И бесподобный такт господина Леша победил меня.
Коляска катилась по широкой аллее, обсаженной прекрасными вязами, в конце которой виднелся весь залитый солнцем замок Вопердю со своими крутыми, украшенными по краям резьбой, крышами и красивым фасадом из белого камня с розовой лепкой.
— Наконец-то мы приехали, дружище! — воскликнул господин Леша… — Ну-с, каково первое впечатление?
II
Сгорбившийся старик с седой бородой, который, заложив руки за спину и покашливая, прогуливался взад и вперед по крыльцу, бросился нам навстречу. Он почтительно помог господину Леша выйти из коляски.

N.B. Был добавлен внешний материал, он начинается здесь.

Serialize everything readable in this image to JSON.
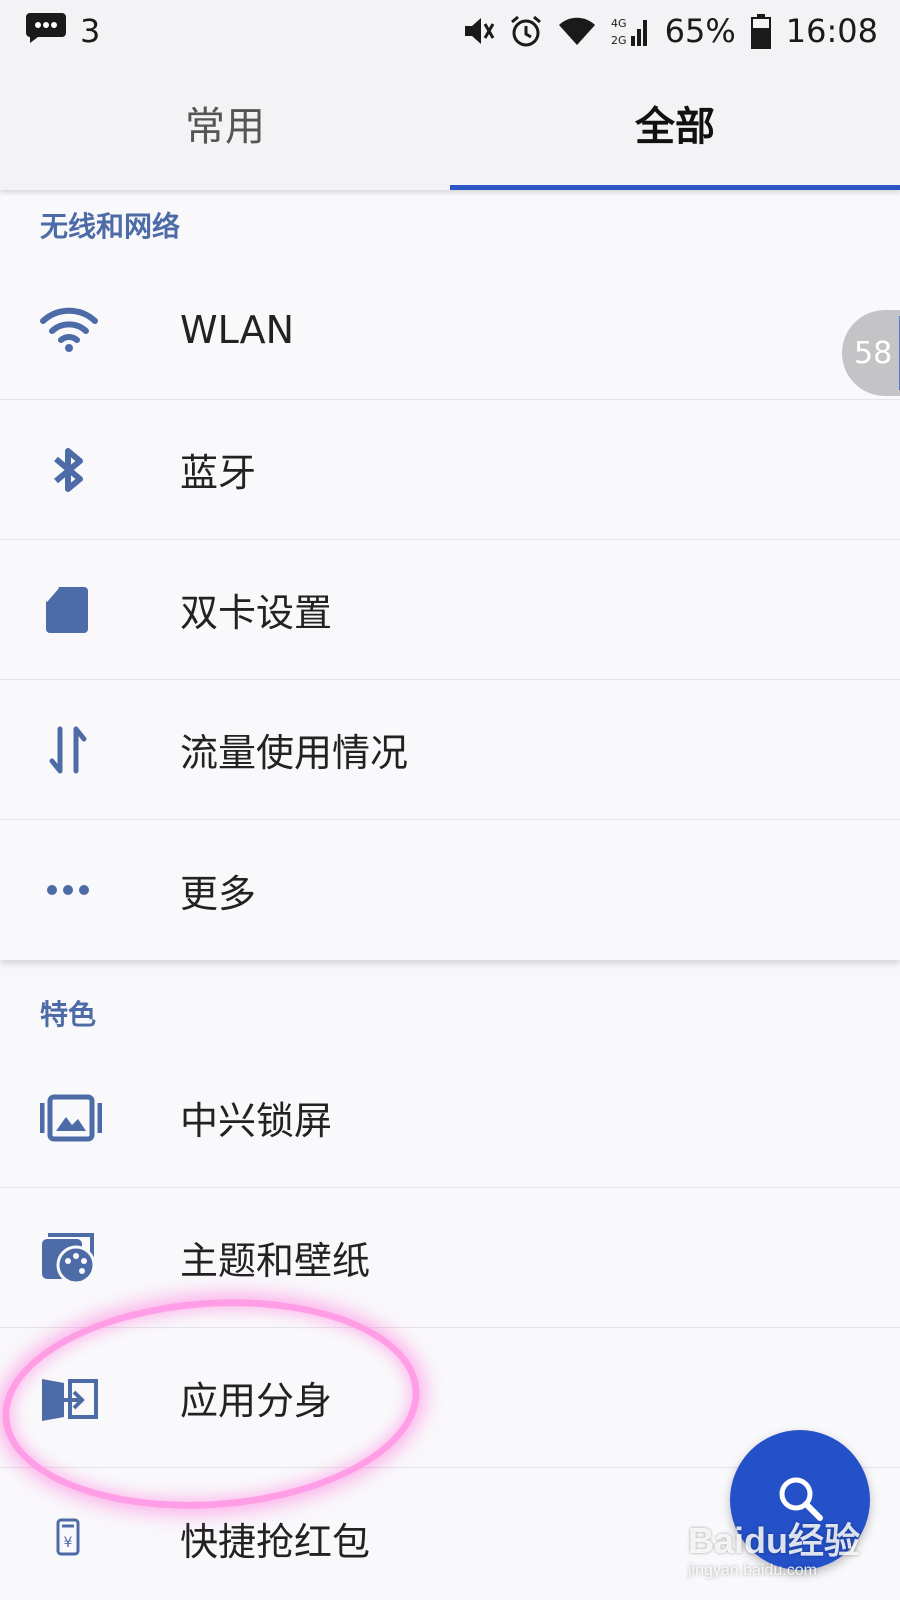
{
  "status_bar": {
    "notification_count": "3",
    "battery_percent": "65%",
    "time": "16:08",
    "network_labels": [
      "4G",
      "2G"
    ]
  },
  "tabs": [
    {
      "label": "常用",
      "active": false
    },
    {
      "label": "全部",
      "active": true
    }
  ],
  "sections": [
    {
      "title": "无线和网络",
      "items": [
        {
          "label": "WLAN",
          "icon": "wifi-icon"
        },
        {
          "label": "蓝牙",
          "icon": "bluetooth-icon"
        },
        {
          "label": "双卡设置",
          "icon": "sim-card-icon"
        },
        {
          "label": "流量使用情况",
          "icon": "data-usage-icon"
        },
        {
          "label": "更多",
          "icon": "more-icon"
        }
      ]
    },
    {
      "title": "特色",
      "items": [
        {
          "label": "中兴锁屏",
          "icon": "lockscreen-icon"
        },
        {
          "label": "主题和壁纸",
          "icon": "theme-palette-icon"
        },
        {
          "label": "应用分身",
          "icon": "app-clone-icon"
        },
        {
          "label": "快捷抢红包",
          "icon": "red-packet-icon"
        }
      ]
    }
  ],
  "side_badge": "58",
  "watermark": {
    "main": "Baidu经验",
    "sub": "jingyan.baidu.com"
  },
  "colors": {
    "accent": "#2a56c6",
    "icon": "#4d6ba6",
    "fab": "#2450c8",
    "highlight": "#ff9ee6"
  }
}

— Ну что же, дядюшка ла-Фонтенель, сходил ты за ветеринаром для коровы?
— Да, господин Леша.
— Прежде всего, шапку долой!.. Скажи-ка, братец, что это в твоих салонах что ли приучают лакеев говорить с господами с покрытой головой?.. Хорошо, нечего сказать… Ну, так что же сказал ветеринар?
— Он сказал, что корову надо убить, господин Леша.
— Дурак он, твой ветеринар… Убить пятисотенную корову!.. Так вот что: изволь-ка ты, любезнейший ла-Фонтенель, свести корову к костоправу в Сен-Мишель, но только сам и не медля… Ну-с, ваше сиятельство, поторопитесь!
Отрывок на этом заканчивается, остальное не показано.